Dari sekian klasifikasi, santri-abangan hingga fundamentalis-liberal, saya tak berhasil memposisikan diri. Pun jika dikaji dengan pendekatan ormas seperti NU, Muhammadiyah maupun Persis. Kalaupun ada kata yang cukup mencerminkan warna keberagamaan saya, saya memilih moderat dengan segala penafsiran dan pengertiannya. Kadang saya memposisikan sebagai seorang naturalis, namun disaat lain saya menutup segala pikiran saya dan melakukan kegiatan yang acap disebut dogmatis.

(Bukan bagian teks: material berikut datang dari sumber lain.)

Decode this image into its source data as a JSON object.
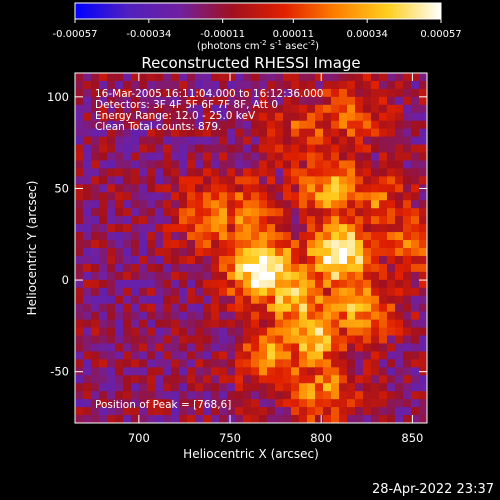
{
  "chart_data": {
    "type": "heatmap",
    "title": "Reconstructed RHESSI Image",
    "xlabel": "Heliocentric X (arcsec)",
    "ylabel": "Heliocentric Y (arcsec)",
    "xlim": [
      665,
      858
    ],
    "ylim": [
      -78,
      113
    ],
    "x_ticks": [
      {
        "value": 700,
        "label": "700"
      },
      {
        "value": 750,
        "label": "750"
      },
      {
        "value": 800,
        "label": "800"
      },
      {
        "value": 850,
        "label": "850"
      }
    ],
    "y_ticks": [
      {
        "value": 100,
        "label": "100"
      },
      {
        "value": 50,
        "label": "50"
      },
      {
        "value": 0,
        "label": "0"
      },
      {
        "value": -50,
        "label": "-50"
      }
    ],
    "annotations": [
      "16-Mar-2005 16:11:04.000 to 16:12:36.000",
      "Detectors: 3F 4F 5F 6F 7F 8F, Att 0",
      "Energy Range: 12.0 - 25.0 keV",
      "Clean     Total counts: 879."
    ],
    "peak_label": "Position of Peak = [768,6]",
    "peak": {
      "x": 768,
      "y": 6
    },
    "colorbar": {
      "min": -0.00057,
      "max": 0.00057,
      "ticks": [
        {
          "value": -0.00057,
          "label": "-0.00057"
        },
        {
          "value": -0.00034,
          "label": "-0.00034"
        },
        {
          "value": -0.00011,
          "label": "-0.00011"
        },
        {
          "value": 0.00011,
          "label": "0.00011"
        },
        {
          "value": 0.00034,
          "label": "0.00034"
        },
        {
          "value": 0.00057,
          "label": "0.00057"
        }
      ],
      "unit_base": "(photons cm",
      "unit_exp1": "-2",
      "unit_mid1": " s",
      "unit_exp2": "-1",
      "unit_mid2": " asec",
      "unit_exp3": "-2",
      "unit_end": ")",
      "colors": [
        "#0000ff",
        "#5020c0",
        "#7020a0",
        "#a01020",
        "#e02000",
        "#ff8000",
        "#ffd020",
        "#ffffff"
      ]
    },
    "sources": [
      {
        "x": 768,
        "y": 6,
        "value": 0.00057
      },
      {
        "x": 810,
        "y": 14,
        "value": 0.00055
      },
      {
        "x": 785,
        "y": -8,
        "value": 0.00042
      },
      {
        "x": 795,
        "y": -30,
        "value": 0.00038
      },
      {
        "x": 775,
        "y": -40,
        "value": 0.0003
      },
      {
        "x": 820,
        "y": -15,
        "value": 0.00032
      },
      {
        "x": 805,
        "y": 50,
        "value": 0.0003
      },
      {
        "x": 740,
        "y": 35,
        "value": 0.00025
      },
      {
        "x": 760,
        "y": 35,
        "value": 0.00022
      },
      {
        "x": 830,
        "y": 40,
        "value": 0.0002
      },
      {
        "x": 815,
        "y": 90,
        "value": 0.00015
      },
      {
        "x": 850,
        "y": 20,
        "value": 0.00018
      },
      {
        "x": 800,
        "y": -60,
        "value": 0.00025
      },
      {
        "x": 790,
        "y": 80,
        "value": 0.00012
      }
    ],
    "background_level": -0.00015
  },
  "footer": {
    "timestamp": "28-Apr-2022 23:37"
  }
}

Entahlah, kadang saya suka bingung. Antara universalitas, logika, hingga keterbatasan manusia. Apa yang disebut dengan kebenaran? Apakah manusia memiliki hak untuk menyatakan sesuatu itu benar atau salah? Jawaban atas pertanyaan terakhir bagi saya adalah tidak. Tapi entah kenapa, belakangan ini kian banyak orang yang mengklaim kebenaran. Bukankah mengambil hak prerogatif Allah sama saja dengan syirik? Lalu kenapa masih ada yang suka sombong dengan keberimanannya, mengaku paling benar dan mengklaim yang lain salah?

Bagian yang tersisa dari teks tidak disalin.